Thursday, July 1, 2010
Summer has been off to a crazy start, as I prepare for the publication of one book and finish up writing another. That's why you haven't seen much of me in these parts. I'm hoping to be able to return with some lighthearted vacation posts next week, followed by more regular spiritual posts after that.
For now, however, here's my latest Life Lines column, which expands on something I first blogged about last summer:
Last summer we established a new tradition at our house: a summer list of things the kids want to do before they return to school in September. It’s sort of like a Bucket List for kids, or, in this case a Beach Bucket List. The kids liked the idea so much that when I suggested it they immediately got out a marker and a giant sheet of neon orange poster paper and started mapping out the details.
Family camping and tide pooling were listed alongside bike riding and making s’mores. They even listed a few oddities, such as repainting their bathroom, as well as some very basic things like swimming and gardening. Each item on our list had an empty box next to it, waiting for a check mark to show we’d fulfilled a wish or goal. We hung the list on our basement door so we could watch our progress over the days and weeks.

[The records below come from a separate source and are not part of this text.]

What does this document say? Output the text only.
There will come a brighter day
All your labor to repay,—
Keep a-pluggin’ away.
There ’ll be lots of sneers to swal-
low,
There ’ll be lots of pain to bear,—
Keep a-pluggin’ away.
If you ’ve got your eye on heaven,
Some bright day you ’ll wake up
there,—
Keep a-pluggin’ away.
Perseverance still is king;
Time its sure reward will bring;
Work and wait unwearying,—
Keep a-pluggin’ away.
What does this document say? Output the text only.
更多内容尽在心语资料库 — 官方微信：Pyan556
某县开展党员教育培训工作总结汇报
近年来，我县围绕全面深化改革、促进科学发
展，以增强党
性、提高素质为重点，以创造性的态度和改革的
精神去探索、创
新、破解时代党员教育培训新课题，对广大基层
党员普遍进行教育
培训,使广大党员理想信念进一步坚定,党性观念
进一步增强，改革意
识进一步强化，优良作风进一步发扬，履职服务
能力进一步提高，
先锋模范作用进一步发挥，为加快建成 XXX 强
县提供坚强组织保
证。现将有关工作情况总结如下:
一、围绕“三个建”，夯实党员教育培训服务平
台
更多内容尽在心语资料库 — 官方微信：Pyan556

Sometimes there would be a flurry of Beach Bucket List activities, days when sleepovers and water slides and picnics collided all at the same time and allowed us to check off items in rapid succession. Other times things lingered unchecked – like family camping -- until the very end of summer, reminding us that some goals take time and planning and, dare I say, an extra dose of enthusiasm on mom and dad’s part. Even at that, our camping “trip” was in our own backyard, but the kids loved the tent and fire pit and eggs cooked outside in the early morning as much as if we’d driven an hour or two to real campsite.
We recently made this summer’s list. Clearly some things are going to be perennial favorites. Walking on the beach and going out for breakfast are probably always going to be on our list, no matter how the old our family gets. But we discovered some new twists. Chiara, almost 5 years old, added “coloring and crafts.” Olivia said she wants to meet up with a little girl she met at the beach last year and has been pen pals with ever since. And, of course, family camping – at an official campsite – is at the top.
Lots of people talk about making a Bucket List, based on the movie of the same name. And there’s something to be said for writing down our hopes and dreams so we can look at where we’ve been and where we want to go. The danger is when we fill our list with only those difficult-to-attain dreams, the things that may take us a lifetime to complete. Not everything has to be over-the-top.
We grown-ups have to learn to approach our own Bucket Lists with the enthusiasm of a 5-year-old on a summer afternoon. Sure, we may want the big stuff – a trip to Italy, a week-long silent retreat. But we can’t overlook the seemingly small stuff – sitting on the deck with the kids and watching the bats come out at night, picking apples from the tree, buying a bouquet of sunflowers for no reason at all.
Life is full of big moments, small moments and in-between moments. We have to relish each one as it comes along without getting hung up on the one that got away. By making a printed, taped-to-the-wall list, we can see our hopes – and our accomplishments – in plain sight, reminding us of all the good things that are yet to come with a little effort and a lot of trust.
So this summer I’m making my own Beach Bucket List. I’m guessing that many of my wishes will duplicate those of my kids. What a happy coincidence it will be when we simultaneously check off our accomplishments with fingers sticky from toasted marshmallows and hair sticky from salt water and sand.